Robert Smithson
Dwan Gallery
Faced with Robert Smithson’s geological conundrums, one recognizes that his work must be accounted for––not only for its own imperatives––but because Smithson is so central a figure to a wide spectrum of current production, the most recent example of the genre being the photographically recorded snow shovelings of Dennis Oppenheim surveyed at the John Gibson Gallery. The familiar Smithson is of course still present in the new units, in terms of hollow geometrical forms of either a fixed format (a square, or symmetrical subdivisions of this shape), or in sequences of expanding systems of proportional relationships (constant increments or logarithmic expansions). Smithson’s metal cases—now sprayed in matte pastel colors, dull violets, shady beiges, oyster whites—are hollow metal containers. Some are partially closed or wholly open topside in a manner similar to troughs. These receptacles are filled with the rock formations peculiar to certain areas of the Eastern seaboard which are indicated by maps or map sections. These sectors are central to the works themselves though the temptation would be to discount the cartography as merely supplementary. In this connection, one need only consider momentarily how incomplete and enfeebled Smithson’s work would be without his array of maps, books, diurnal jottings and photographic documentation—and, by extension, the production of the aforementioned range of contemporary artists whose art also is occupied with grand terrestrial considerations. In these elements of Smithson’s art, almost more than in the fabricated object, one senses a more vivid demonstration of his vitality. In comparison, all his stonework and the earthworks and snow work derived from his example, somehow seem to be issues of lesser consequence. Without wishing to stint on so complex an issue I would only briefly suggest that such dislocations indicate in our moment a growing rejection of the notion of “finish” in preference for the revival of certain sentimental practices such as the collecting of snapshots, picture postcards, theater programs and, less frequently, the keeping of journals. The most curious development of these divergences is that to record an event appears to grow more important than to create an event, or, more exactly, that creation and recording are, at very least, virtually congruent activities.

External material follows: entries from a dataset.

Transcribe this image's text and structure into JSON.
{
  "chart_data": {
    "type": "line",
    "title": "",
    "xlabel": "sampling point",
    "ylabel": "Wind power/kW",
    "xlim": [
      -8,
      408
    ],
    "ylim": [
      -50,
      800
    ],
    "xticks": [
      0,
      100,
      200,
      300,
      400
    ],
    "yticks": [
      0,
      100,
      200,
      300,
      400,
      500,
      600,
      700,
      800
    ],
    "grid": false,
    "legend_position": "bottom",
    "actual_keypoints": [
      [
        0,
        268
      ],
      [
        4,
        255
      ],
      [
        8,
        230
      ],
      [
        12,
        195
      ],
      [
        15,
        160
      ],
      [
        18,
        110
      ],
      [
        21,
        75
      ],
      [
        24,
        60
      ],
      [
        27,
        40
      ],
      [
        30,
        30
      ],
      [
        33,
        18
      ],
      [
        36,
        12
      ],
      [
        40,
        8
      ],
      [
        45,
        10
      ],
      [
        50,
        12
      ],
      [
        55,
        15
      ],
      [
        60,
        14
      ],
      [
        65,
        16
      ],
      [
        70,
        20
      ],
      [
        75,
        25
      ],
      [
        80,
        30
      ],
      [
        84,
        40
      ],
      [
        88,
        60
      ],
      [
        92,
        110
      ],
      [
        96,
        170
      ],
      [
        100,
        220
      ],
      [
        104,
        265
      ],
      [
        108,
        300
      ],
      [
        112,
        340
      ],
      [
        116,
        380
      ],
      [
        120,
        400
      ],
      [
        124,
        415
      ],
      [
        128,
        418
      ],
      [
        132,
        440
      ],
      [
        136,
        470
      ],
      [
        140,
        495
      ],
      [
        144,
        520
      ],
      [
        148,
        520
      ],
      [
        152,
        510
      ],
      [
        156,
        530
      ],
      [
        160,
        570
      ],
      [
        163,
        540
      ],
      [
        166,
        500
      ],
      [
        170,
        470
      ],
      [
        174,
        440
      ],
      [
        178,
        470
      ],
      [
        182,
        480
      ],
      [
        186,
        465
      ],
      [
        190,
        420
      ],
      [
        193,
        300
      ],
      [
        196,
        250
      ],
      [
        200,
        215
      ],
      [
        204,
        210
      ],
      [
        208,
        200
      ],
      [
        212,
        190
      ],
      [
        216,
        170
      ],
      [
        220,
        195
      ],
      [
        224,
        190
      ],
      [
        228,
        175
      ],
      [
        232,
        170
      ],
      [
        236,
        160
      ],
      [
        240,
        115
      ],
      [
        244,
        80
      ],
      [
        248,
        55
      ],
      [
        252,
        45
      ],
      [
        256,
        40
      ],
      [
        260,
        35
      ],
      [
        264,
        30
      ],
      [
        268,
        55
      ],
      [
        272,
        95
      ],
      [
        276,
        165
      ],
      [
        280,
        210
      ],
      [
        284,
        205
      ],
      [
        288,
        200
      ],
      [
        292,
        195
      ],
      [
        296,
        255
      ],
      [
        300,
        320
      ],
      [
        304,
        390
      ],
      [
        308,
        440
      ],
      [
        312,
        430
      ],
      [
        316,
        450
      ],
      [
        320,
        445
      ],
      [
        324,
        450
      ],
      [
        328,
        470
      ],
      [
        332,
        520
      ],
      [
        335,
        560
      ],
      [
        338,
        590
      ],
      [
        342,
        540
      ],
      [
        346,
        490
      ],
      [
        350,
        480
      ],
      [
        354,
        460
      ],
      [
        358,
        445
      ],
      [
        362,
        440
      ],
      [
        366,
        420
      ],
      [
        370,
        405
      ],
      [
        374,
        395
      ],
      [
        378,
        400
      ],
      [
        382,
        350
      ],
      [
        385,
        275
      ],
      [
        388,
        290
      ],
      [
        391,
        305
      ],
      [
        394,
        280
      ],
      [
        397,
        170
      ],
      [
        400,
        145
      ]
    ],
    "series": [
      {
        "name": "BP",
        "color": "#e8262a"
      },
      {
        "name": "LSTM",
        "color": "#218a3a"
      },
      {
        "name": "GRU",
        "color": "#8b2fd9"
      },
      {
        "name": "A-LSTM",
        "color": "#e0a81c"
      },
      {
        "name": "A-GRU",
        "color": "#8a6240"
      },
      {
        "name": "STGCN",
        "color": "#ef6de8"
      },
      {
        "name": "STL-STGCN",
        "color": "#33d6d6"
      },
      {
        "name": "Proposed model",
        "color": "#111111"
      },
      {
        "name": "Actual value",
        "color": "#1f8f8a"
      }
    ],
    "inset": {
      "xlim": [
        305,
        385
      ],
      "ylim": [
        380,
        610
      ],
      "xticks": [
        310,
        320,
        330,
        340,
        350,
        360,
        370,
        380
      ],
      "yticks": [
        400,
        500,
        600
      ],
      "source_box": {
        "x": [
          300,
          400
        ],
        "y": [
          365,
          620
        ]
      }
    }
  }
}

From the outset certain situationist tactics must be granted: that an urgent correlation is admitted to exist between the real geography of, say, a mountainside in New Jersey, the “Site,” and the accumulation of stones quarried in this mountain and exhibited in a gallery, the “Non-site.” This relevance is predicated of course on the scientistic links afforded by the map and the scale rule (although the scale is often violated in terms of the samplings accumulated in the troughs). In the “Non-site,” Smithson, it seems to me, plays with the inherited syntax of Dadaistic permutables. “Large scale becomes small,” Smithson writes. “Small scale becomes large. A point on a map expands to the size of a land mass. A land mass contracts to a point.” The spatial contractions and expansions which Smithson’s work encapsulates—and which are of an intellectual order rather than a physical fact—are all didactically and admirably clear. In the elements for Six Stops On A Section, for example, the profile of the spines of six New Jersey hills have been projected from their maps onto what may casually be described as six “tool boxes.” This figuration, in turn, has been cut into the surface leaving a template delineating the horizon of the real mountainsides. The boxes then have been filled with the characteristic stone derived from the individual peaks in question. One must, in all conscience, still point to the Three Standard Stoppages by Marcel Duchamp (1913–14), so obvious are the affiliations between Smithson’s rock boxes and Duchamp’s yardstick templates of three dropped lengths of thread.